Nancyann Meads, the longtime proprietor of Edwige, 333 Commercial Street, acquired this home in 1985 from her parents, Lawrence W. Meads (b ±1933), a ship’s carpenter, and his wife, Nancy P. Meads (b ±1936). The previous owners were Edwin Norwood Snow (±1886-1953), a professional painter, and his wife, Catherine Nancy (MacFarlane) Snow. More history»
Capt. William W. “Billy” King (±1932-1976) of the F/V Patricia Marie and his wife, Patricia Marie King (b ±1934), bought this house in 1961 from Richard E. and Lorraine Adams. They lived here with their six children. The Patricia Marie was lost while scalloping off Pollock Rip on 24 October 1976. Captain King and six crew members, all Provincetown men, went down with her. It was the worst such catastrophe in the modern era, devastating this close-knit community. Almost no corner of town life was untouched by the absence of these men or the presence of their widows and their fatherless children. More history »
West End Condominium
This was the home of Barnabus Atwood out on Long Point, according to the Long Point exhibit at the Pilgrim Monument and Provincetown Museum, and was located near the schoolhouse (later 329 Commercial Street). Edward G. Benz of Orleans converted the property into a three-unit condo in 1995. More information »
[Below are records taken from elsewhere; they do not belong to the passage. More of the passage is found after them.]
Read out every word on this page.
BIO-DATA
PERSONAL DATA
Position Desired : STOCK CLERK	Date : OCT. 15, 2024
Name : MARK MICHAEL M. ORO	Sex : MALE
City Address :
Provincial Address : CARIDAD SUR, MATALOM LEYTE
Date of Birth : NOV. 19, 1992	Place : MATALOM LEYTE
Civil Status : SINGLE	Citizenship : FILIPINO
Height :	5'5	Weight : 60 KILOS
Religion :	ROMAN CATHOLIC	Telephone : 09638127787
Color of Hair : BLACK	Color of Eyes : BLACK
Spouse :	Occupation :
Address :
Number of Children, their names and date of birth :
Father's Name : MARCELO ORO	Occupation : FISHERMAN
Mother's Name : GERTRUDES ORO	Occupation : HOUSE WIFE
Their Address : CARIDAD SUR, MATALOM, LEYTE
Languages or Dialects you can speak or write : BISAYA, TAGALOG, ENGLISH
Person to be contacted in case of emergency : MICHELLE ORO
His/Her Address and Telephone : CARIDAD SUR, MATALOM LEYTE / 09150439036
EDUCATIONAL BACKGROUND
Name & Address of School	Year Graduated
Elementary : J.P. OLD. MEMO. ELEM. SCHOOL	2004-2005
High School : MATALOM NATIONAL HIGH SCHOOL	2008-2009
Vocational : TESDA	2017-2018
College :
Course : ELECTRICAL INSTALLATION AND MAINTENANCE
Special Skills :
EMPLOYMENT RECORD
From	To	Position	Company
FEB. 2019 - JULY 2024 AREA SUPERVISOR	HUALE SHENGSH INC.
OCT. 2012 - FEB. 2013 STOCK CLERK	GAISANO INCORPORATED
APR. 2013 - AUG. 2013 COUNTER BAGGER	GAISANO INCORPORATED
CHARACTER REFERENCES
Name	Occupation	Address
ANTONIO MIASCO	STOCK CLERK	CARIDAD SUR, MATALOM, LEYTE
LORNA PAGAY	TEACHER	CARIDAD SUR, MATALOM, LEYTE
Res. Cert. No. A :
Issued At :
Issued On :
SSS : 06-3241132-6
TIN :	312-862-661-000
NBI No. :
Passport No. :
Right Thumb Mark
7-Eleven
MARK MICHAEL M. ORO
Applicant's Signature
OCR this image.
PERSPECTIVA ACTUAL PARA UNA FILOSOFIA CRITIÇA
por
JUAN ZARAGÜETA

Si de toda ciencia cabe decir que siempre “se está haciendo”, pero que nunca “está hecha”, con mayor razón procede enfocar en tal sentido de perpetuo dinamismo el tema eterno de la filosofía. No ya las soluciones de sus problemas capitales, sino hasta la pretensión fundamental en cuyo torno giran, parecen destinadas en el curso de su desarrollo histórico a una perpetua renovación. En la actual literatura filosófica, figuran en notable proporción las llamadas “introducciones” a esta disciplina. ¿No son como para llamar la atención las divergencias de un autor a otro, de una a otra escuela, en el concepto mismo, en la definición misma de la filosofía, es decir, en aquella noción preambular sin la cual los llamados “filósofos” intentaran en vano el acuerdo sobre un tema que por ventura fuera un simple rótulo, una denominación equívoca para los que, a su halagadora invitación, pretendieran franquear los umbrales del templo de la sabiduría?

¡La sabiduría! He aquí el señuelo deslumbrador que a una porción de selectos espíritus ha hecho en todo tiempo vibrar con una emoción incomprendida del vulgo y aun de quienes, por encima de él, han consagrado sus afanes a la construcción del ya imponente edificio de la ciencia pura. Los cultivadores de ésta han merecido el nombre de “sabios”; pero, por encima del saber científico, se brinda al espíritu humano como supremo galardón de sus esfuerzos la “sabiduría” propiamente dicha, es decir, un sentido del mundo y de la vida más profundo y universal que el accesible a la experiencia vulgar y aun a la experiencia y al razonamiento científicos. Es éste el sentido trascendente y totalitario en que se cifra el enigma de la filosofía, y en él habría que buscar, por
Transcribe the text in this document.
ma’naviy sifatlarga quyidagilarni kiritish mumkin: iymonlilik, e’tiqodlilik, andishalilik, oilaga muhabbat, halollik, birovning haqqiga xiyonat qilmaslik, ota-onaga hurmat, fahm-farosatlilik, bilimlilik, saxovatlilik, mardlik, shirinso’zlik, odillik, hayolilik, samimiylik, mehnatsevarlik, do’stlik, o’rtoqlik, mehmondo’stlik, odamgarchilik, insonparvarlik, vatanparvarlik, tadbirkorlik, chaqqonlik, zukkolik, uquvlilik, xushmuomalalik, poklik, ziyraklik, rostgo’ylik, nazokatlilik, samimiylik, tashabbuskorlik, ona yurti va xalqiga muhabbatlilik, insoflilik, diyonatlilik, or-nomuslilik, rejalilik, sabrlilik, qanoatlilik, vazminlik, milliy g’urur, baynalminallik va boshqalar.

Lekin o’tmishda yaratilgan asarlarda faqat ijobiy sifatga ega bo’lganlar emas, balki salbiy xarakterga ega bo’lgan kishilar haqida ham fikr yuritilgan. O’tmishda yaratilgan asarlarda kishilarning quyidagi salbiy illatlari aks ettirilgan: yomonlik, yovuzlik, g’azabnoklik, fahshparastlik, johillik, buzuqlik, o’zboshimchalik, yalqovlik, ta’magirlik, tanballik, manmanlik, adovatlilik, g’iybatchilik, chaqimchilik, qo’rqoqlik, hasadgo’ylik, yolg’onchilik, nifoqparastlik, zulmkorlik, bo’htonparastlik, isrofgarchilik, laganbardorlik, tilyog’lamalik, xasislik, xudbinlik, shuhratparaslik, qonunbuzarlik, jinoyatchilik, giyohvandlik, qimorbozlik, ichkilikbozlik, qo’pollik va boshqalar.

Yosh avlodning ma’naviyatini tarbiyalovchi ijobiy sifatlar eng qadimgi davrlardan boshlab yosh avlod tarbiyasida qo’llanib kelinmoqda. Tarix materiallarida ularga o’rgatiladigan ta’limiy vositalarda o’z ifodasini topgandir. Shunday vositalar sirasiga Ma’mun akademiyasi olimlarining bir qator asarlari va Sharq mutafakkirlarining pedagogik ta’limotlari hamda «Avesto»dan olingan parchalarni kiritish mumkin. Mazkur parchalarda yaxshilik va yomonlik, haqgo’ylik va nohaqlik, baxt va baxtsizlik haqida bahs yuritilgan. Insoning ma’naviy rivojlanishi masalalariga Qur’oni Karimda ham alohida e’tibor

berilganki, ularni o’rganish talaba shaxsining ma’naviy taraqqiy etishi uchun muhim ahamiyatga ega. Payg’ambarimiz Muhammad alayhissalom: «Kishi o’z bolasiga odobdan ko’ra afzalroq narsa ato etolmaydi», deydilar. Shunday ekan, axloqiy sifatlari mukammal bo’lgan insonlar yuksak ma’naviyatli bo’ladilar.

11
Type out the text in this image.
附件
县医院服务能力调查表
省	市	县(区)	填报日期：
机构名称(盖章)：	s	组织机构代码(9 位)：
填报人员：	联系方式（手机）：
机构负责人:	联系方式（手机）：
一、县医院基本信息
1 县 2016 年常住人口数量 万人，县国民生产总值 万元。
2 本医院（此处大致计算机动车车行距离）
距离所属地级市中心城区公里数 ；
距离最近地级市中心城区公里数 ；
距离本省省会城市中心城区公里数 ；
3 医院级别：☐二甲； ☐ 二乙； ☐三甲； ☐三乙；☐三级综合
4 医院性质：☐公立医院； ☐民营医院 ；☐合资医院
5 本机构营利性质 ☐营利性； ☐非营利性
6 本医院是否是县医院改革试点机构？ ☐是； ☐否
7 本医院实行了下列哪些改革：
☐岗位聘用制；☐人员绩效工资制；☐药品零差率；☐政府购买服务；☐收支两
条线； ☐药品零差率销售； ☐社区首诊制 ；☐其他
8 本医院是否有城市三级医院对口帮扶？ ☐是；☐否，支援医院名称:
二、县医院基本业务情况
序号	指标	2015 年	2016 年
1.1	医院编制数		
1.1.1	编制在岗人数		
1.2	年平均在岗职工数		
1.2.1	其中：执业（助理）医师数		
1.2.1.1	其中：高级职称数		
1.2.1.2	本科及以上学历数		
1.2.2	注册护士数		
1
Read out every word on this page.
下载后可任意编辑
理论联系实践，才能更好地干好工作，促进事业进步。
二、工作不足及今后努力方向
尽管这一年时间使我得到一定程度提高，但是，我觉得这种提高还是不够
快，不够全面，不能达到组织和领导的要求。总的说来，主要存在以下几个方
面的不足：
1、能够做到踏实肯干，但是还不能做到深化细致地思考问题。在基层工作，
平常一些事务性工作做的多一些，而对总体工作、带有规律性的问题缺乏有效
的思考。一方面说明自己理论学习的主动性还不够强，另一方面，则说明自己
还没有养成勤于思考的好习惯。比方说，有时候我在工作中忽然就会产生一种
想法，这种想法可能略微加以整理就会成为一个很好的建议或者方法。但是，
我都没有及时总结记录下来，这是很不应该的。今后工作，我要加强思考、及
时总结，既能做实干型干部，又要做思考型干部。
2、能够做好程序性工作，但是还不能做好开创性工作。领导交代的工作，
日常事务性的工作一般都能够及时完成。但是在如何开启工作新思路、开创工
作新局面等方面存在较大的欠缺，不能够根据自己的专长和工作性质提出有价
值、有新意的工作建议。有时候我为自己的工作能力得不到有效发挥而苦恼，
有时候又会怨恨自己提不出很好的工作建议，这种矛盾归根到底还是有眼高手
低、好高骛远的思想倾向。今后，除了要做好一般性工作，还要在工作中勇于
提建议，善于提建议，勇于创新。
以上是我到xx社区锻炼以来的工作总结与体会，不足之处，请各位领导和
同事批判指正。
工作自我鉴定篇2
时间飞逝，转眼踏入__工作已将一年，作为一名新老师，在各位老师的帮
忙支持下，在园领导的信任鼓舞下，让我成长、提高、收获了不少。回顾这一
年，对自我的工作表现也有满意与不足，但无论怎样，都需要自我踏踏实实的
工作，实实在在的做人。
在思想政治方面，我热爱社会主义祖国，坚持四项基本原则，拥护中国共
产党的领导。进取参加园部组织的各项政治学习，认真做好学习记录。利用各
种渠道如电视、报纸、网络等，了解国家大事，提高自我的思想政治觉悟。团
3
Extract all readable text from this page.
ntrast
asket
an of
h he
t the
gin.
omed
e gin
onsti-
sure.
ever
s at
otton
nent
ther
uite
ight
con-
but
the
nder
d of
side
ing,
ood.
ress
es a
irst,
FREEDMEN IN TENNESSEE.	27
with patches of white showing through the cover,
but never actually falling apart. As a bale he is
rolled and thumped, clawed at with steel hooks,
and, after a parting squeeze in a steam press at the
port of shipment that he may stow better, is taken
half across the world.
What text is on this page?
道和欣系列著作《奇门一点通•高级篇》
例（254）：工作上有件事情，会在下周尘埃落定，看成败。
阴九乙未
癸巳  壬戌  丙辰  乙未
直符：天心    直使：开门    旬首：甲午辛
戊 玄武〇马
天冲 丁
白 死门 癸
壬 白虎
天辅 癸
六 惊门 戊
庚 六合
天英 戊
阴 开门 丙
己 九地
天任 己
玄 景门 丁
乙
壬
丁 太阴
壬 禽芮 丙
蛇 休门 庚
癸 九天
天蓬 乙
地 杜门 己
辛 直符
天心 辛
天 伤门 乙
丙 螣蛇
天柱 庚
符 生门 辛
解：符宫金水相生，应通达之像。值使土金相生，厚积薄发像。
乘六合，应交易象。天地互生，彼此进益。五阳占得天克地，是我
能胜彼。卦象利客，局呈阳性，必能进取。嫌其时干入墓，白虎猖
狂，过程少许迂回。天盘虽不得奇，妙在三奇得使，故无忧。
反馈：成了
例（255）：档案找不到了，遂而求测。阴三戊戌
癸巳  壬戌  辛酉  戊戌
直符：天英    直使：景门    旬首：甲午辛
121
Victor DeCarlo (1916-1973) was, as were so many in Provincetown, a product of the Art Students League of New York. He also studied with the muralist Jean Charlot at the Fine Arts Center in Colorado Springs, at the Corcoran College of Art and Design in Washington and at the Accademia di Belle Arti di Firenze. After serving in the Pacific Theater during World War II, he returned to Europe, married Sibylle Schneider, then came back to his native New Haven. The DeCarlos bought this property from Antonio and Patricia L. Silva in 1965. More pictures and history»
This was the home of Robert Smith when it was out at Long Point. Rest of the entry to be written.
This house, a floater at the core, was owned by Timothy Cowing when it was out at Long Point. It was purchased from the Cowing family in 1953 by Rachel “Rae” (Silva) White (b 1933) and her husband, Robert William “Bob” White (1926-2011). The daughter of Manuel Peter Silva (d 1942) and Annie Elizabeth (Lee) Silva (1893-1984), Rae was delivered by midwife on Pearl Street and grew up at 123 Bradford Street. Her siblings were Malcolm Glaspell Silva (named in honor of the playwright Susan Glaspell), Emanuel Raphael Silva, Elizabeth Jane (Silva) Rosenblatt and Norbert Lee Silva. In 1950, she married Bob White. Their children are Sharon Suzanne (White) Walker, Maxine Rachel (White) Notaro, Roberta Lee (White) Magowitz, Rachel Elizabeth (White) Peters and Shawn Robert White. More pictures and history»
This was owned by John Atwood Jr. when it was out at Long Point.